Par décision du 15 février 2024, la commission a déclaré son dossier recevable.
Par courrier recommandé en date du 6 mars 2024, le [41] [Localité 42], créancier, a formé un recours contre cette décision, qui lui a été notifiée le 21 février 2024.
Les parties ont été convoquées à l’audience du 28 avril 2025 par lettre recommandée avec demande d’avis de réception.
Le [41] Tours n’a pas comparu mais a communiqué les éléments de sa contestation par courrier reçu au tribunal le 15 avril 2025. Il y soutient la mauvaise foi de la débitrice en raison de son comportement au cours des différentes procédures de surendettement dont elle a fait l’objet.
À l’audience, Madame [G] [Z], comparante et assistée de son assistante sociale, expose vivre seule avec ses trois enfants depuis sa séparation, survenue en 2016. Son fils aîné va cependant s’installer à [Localité 32] en septembre 2025. Elle affirme avoir demandé la mise en place d’échéanciers que ses créanciers ont refusé. Elle perçoit des allocations familiales et travaille en CDD jusqu’à fin août 2025.
Elle est reconnue travailleuse handicapée auprès de la [30]. Elle confirme avoir déjà bénéficié d’un moratoire en 2015, puis d’un rééchelonnement sur 36 mois en 2018, et avoir également été déclarée irrecevable en 2022. Elle ajoute ne pas avoir de dette envers la société [48] et n’avoir d’ailleurs aucune difficulté locative, en précisant avoir bénéficié d’un relogement en mars 2024.
La société [28], la [44] Tours, la société [12] et l’OPH [43] ont fait parvenir des courriers au tribunal, préalablement à l’audience, sans formuler d’observations particulières et en rappelant les éléments de leurs créances.
Malgré signature de l’avis de réception de leurs lettres de convocation, les autres créanciers n’ont pas comparu, ni usé régulièrement de la faculté offerte par l’article [34]-4 du code de la consommation.
A l’issue des débats, l’affaire a été mise en délibéré au 16 juin 2025, prorogé au 8 septembre 2025, par mise à disposition au greffe.
MOTIFS DE LA DÉCISION
Sur la recevabilité de la contestation
Selon les termes de l’article L713-1 du code de la consommation, le juge des contentieux de la protection connaît des mesures de traitement des situations de surendettement des particuliers et de la procédure de rétablissement personnel.

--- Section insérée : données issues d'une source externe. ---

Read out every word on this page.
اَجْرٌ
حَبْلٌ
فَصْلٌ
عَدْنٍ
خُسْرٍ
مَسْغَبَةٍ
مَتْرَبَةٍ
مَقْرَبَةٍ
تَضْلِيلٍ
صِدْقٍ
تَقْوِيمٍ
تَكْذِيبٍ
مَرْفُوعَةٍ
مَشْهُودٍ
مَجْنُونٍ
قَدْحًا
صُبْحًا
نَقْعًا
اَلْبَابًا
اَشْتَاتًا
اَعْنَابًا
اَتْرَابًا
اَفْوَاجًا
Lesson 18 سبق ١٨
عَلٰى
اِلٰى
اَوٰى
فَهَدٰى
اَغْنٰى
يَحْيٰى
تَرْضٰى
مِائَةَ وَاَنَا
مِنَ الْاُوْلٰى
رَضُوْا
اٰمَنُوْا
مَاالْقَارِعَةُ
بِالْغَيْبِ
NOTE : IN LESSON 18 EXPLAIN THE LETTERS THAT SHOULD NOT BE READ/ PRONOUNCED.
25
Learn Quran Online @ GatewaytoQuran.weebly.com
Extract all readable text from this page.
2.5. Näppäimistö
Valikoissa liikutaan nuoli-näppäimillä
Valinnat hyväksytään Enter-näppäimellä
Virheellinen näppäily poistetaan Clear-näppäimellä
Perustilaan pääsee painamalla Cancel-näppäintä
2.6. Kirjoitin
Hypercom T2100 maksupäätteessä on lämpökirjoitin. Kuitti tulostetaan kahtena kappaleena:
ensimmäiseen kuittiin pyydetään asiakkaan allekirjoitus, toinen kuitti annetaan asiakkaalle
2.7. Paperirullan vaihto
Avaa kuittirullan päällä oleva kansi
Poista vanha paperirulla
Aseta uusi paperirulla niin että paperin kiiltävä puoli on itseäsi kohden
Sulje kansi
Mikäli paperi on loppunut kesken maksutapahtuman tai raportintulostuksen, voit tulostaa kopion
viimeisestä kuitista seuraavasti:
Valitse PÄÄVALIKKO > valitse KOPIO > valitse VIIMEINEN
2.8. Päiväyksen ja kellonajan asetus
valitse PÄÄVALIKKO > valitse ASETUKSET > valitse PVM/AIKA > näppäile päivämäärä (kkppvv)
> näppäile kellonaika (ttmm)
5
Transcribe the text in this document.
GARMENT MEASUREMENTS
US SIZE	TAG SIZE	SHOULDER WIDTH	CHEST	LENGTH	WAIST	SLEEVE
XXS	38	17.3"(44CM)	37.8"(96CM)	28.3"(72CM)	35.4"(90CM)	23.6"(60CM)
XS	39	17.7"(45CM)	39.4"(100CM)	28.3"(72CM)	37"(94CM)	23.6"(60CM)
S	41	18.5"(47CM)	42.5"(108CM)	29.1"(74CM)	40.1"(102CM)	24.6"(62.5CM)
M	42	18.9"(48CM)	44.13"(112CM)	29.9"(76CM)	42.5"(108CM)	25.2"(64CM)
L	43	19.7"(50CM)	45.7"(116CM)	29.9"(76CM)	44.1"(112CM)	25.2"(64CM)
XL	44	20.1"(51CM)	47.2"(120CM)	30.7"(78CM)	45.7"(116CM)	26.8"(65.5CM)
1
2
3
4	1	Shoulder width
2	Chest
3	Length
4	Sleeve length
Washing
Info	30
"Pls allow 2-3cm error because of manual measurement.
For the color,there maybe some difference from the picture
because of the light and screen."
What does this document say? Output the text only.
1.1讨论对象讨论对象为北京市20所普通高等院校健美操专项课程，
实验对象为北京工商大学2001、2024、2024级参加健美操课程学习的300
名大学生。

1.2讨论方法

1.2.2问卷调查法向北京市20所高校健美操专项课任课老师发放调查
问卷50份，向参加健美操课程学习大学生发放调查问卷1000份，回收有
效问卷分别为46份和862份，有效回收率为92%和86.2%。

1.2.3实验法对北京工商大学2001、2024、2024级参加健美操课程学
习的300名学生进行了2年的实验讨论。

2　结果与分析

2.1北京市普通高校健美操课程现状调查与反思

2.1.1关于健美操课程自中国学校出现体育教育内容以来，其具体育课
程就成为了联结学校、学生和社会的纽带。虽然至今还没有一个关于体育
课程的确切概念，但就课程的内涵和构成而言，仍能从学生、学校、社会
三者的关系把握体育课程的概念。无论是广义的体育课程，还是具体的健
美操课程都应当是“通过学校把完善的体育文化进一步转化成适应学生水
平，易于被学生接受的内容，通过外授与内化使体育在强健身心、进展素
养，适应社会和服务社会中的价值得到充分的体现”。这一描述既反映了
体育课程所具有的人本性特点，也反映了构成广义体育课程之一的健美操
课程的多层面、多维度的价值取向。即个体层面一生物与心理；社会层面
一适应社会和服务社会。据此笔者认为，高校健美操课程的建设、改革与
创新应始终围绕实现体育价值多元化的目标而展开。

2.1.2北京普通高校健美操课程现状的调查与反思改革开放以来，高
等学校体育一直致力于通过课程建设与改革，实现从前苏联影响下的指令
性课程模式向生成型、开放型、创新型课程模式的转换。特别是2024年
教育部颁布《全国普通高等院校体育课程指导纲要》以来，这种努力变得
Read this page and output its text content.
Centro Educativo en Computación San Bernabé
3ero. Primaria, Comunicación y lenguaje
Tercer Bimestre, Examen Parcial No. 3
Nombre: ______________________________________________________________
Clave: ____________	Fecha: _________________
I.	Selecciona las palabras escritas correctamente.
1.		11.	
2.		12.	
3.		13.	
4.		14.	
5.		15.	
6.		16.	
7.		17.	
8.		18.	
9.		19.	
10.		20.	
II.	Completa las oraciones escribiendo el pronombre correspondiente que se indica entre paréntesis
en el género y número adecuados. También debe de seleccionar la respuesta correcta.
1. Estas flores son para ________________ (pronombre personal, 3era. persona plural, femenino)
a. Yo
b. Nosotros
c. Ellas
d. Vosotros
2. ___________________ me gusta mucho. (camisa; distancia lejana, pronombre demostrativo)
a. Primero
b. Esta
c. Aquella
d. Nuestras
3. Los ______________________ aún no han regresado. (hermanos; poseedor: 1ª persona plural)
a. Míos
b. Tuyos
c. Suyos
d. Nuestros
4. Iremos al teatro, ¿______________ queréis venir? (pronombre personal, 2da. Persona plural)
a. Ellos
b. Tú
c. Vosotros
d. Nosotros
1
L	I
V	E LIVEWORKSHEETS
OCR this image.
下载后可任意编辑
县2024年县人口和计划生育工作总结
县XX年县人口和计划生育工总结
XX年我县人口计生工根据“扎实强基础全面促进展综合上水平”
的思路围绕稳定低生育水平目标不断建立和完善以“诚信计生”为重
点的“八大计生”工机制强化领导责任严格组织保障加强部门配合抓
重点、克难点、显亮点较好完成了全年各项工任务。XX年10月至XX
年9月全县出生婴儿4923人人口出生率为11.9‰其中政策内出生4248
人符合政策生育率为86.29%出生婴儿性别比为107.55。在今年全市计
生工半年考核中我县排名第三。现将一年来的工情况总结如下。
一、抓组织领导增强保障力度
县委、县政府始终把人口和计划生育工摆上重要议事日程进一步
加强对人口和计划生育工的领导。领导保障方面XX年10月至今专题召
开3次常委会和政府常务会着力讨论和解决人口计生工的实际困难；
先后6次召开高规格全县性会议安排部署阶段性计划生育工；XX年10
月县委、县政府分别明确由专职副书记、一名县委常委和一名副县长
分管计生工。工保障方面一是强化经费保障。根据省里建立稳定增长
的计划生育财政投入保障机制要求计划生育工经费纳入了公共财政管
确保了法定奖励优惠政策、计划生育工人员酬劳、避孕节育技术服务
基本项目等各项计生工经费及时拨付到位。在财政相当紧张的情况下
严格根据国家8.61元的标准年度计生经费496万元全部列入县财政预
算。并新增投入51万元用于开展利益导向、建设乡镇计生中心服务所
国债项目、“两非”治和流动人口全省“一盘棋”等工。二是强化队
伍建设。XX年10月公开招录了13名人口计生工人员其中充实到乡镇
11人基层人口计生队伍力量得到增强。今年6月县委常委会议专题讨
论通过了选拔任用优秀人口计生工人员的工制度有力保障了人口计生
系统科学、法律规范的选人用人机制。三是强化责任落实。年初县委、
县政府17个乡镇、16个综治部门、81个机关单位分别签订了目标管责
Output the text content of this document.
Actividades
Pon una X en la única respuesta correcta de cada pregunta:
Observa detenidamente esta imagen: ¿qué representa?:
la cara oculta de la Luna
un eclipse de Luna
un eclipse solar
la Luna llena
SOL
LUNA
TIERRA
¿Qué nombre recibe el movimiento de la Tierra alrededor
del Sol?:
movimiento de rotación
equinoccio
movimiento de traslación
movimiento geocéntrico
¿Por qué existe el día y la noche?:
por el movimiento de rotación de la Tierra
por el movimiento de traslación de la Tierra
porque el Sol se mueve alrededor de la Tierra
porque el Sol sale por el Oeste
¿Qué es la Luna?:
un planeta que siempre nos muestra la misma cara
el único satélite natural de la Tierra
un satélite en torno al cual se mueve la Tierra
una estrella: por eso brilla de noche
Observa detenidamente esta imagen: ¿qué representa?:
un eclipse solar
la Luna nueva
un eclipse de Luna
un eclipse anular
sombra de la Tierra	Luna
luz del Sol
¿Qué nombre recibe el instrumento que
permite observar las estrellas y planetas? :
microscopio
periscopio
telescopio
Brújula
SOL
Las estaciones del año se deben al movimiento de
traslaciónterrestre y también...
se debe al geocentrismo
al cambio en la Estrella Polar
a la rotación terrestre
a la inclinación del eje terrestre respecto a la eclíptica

Il est compétent pour connaître des recours dirigés contre les décisions rendues par la commission en matière de recevabilité et d’orientation du dossier.
Selon l’article R722-1 du code précité le débiteur ou les créanciers déclarés à la procédure peuvent, dans le délai de 15 jours suivant notification de la décision de la commission concernant la recevabilité de la demande, introduire un recours.
En l’espèce, le [41] [Localité 42] a formé son recours dans les forme et délai légaux de sorte qu’il doit être déclaré recevable.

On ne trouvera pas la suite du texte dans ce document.